Text Mining Words Tab

Select the Words tab in the Text Mining dialog box to access options to fine-tune the words and phrases indexed for the final results. Note that you can use the options on the Defaults tab to save or retrieve the settings for these options, and to set the defaults for future analyses.

Note: Selected and unselected words; indexed and non-indexed words. It is important to distinguish between selected and unselected words vs. indexed and non-indexed words. Words or terms can be indexed in the (internal) database but not selected into the word list from which final results are computed (e.g., singular value decomposition). The options on this tab pertain to the indexing of words, e.g., stop words specified on this tab will be discarded and will not be indexed (and, hence, will not be selected).
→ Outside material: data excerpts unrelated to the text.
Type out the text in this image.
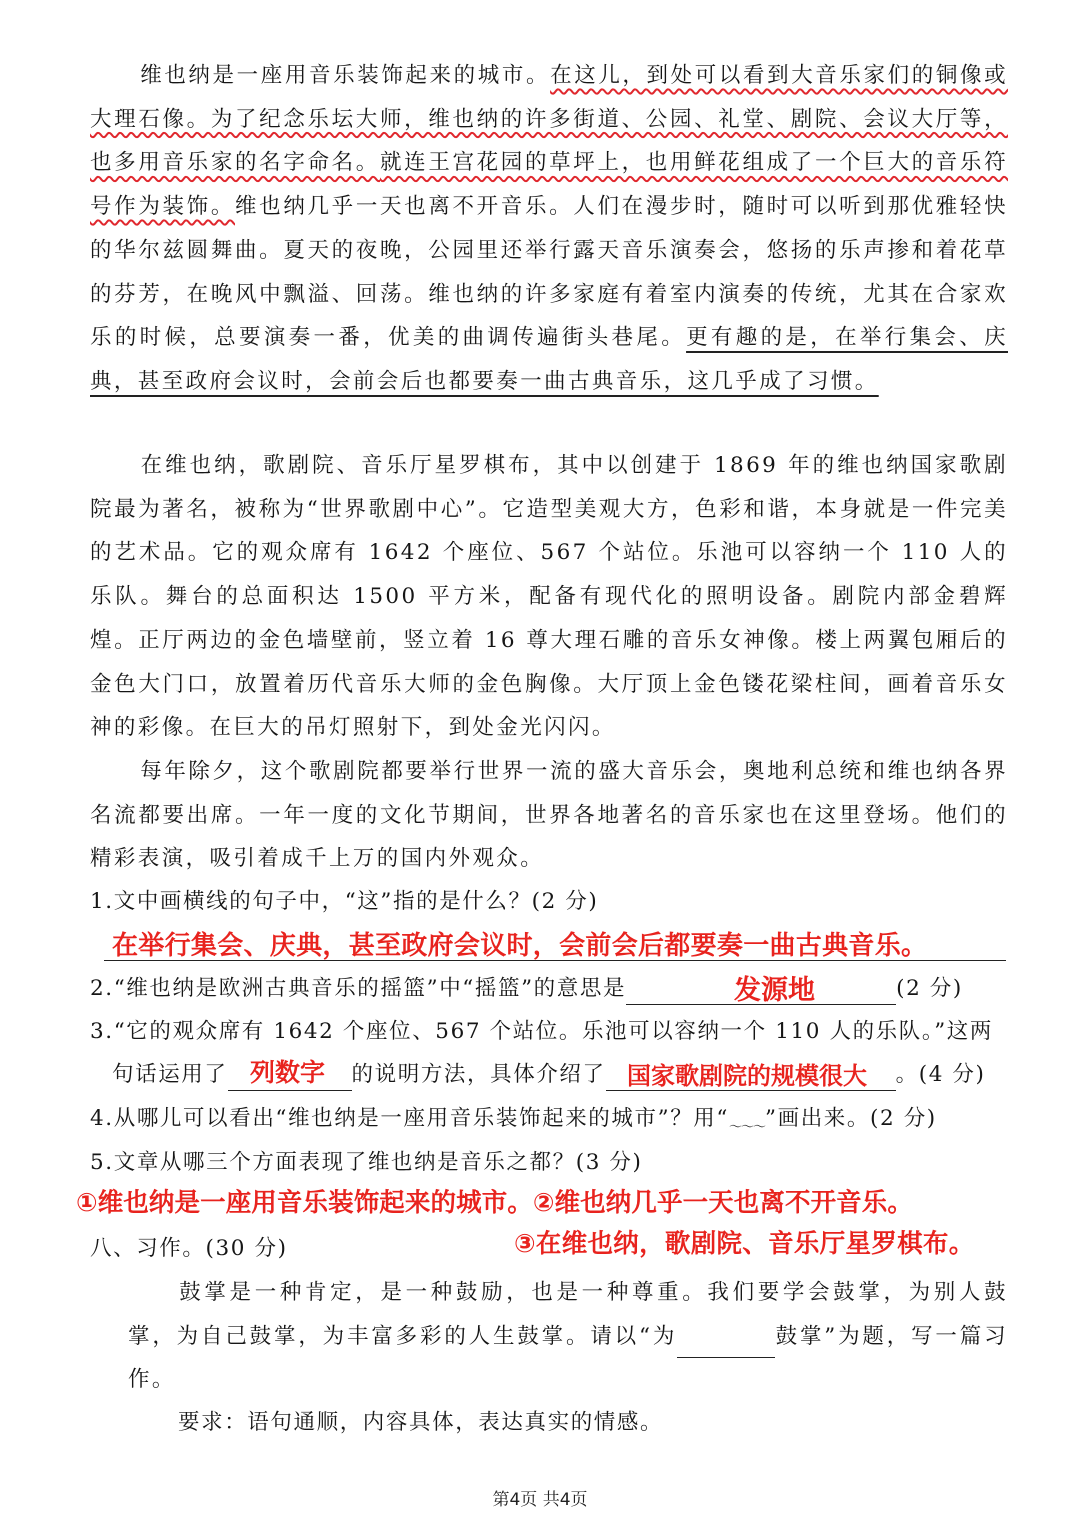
维也纳是一座用音乐装饰起来的城市。在这儿，到处可以看到大音乐家们的铜像或大理石像。为了纪念乐坛大师，维也纳的许多街道、公园、礼堂、剧院、会议大厅等，也多用音乐家的名字命名。就连王宫花园的草坪上，也用鲜花组成了一个巨大的音乐符号作为装饰。维也纳几乎一天也离不开音乐。人们在漫步时，随时可以听到那优雅轻快的华尔兹圆舞曲。夏天的夜晚，公园里还举行露天音乐演奏会，悠扬的乐声掺和着花草的芬芳，在晚风中飘溢、回荡。维也纳的许多家庭有着室内演奏的传统，尤其在合家欢乐的时候，总要演奏一番，优美的曲调传遍街头巷尾。更有趣的是，在举行集会、庆典，甚至政府会议时，会前会后也都要奏一曲古典音乐，这几乎成了习惯。

在维也纳，歌剧院、音乐厅星罗棋布，其中以创建于 1869 年的维也纳国家歌剧院最为著名，被称为“世界歌剧中心”。它造型美观大方，色彩和谐，本身就是一件完美的艺术品。它的观众席有 1642 个座位、567 个站位。乐池可以容纳一个 110 人的乐队。舞台的总面积达 1500 平方米，配备有现代化的照明设备。剧院内部金碧辉煌。正厅两边的金色墙壁前，竖立着 16 尊大理石雕的音乐女神像。楼上两翼包厢后的金色大门口，放置着历代音乐大师的金色胸像。大厅顶上金色镂花梁柱间，画着音乐女神的彩像。在巨大的吊灯照射下，到处金光闪闪。

每年除夕，这个歌剧院都要举行世界一流的盛大音乐会，奥地利总统和维也纳各界名流都要出席。一年一度的文化节期间，世界各地著名的音乐家也在这里登场。他们的精彩表演，吸引着成千上万的国内外观众。

1.文中画横线的句子中，“这”指的是什么？(2 分)
在举行集会、庆典，甚至政府会议时，会前会后都要奏一曲古典音乐。
2.“维也纳是欧洲古典音乐的摇篮”中“摇篮”的意思是	(2 分)
发源地
3.“它的观众席有 1642 个座位、567 个站位。乐池可以容纳一个 110 人的乐队。”这两
句话运用了	的说明方法，具体介绍了	。(4 分)
列数字	国家歌剧院的规模很大
4.从哪儿可以看出“维也纳是一座用音乐装饰起来的城市”？用“$_{\sim\sim\sim}$”画出来。(2 分)
5.文章从哪三个方面表现了维也纳是音乐之都？(3 分)
①维也纳是一座用音乐装饰起来的城市。②维也纳几乎一天也离不开音乐。
③在维也纳，歌剧院、音乐厅星罗棋布。
八、习作。(30 分)

鼓掌是一种肯定，是一种鼓励，也是一种尊重。我们要学会鼓掌，为别人鼓掌，为自己鼓掌，为丰富多彩的人生鼓掌。请以“为	鼓掌”为题，写一篇习作。

要求：语句通顺，内容具体，表达真实的情感。
第4页 共4页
Phrases (word combinations treated as single word) :Select this check box to search for multiple words as phrases, so that the entire phrase is treated as a separate term during indexing (e.g., Microsoft Windows should be treated as a phrase, while Microsoft and Windows could also be indexed as separate terms). After you select this check box, the Edit and Select buttons are enabled.
Button Description
Edit Click this button to display the Phrase editor, where you can edit the list of phrases to be included for indexing (one phrase per line). This option is only available if the Phrases (word combinations treated as single word) check box is selected.
Select Click this button to display the Open phrase (text) file dialog box, where you can locate and select a file including the phrases for indexing. These should be simple text files with a single phrase per line. This option is only available if the Phrases (word combinations treated as single word) check box is selected.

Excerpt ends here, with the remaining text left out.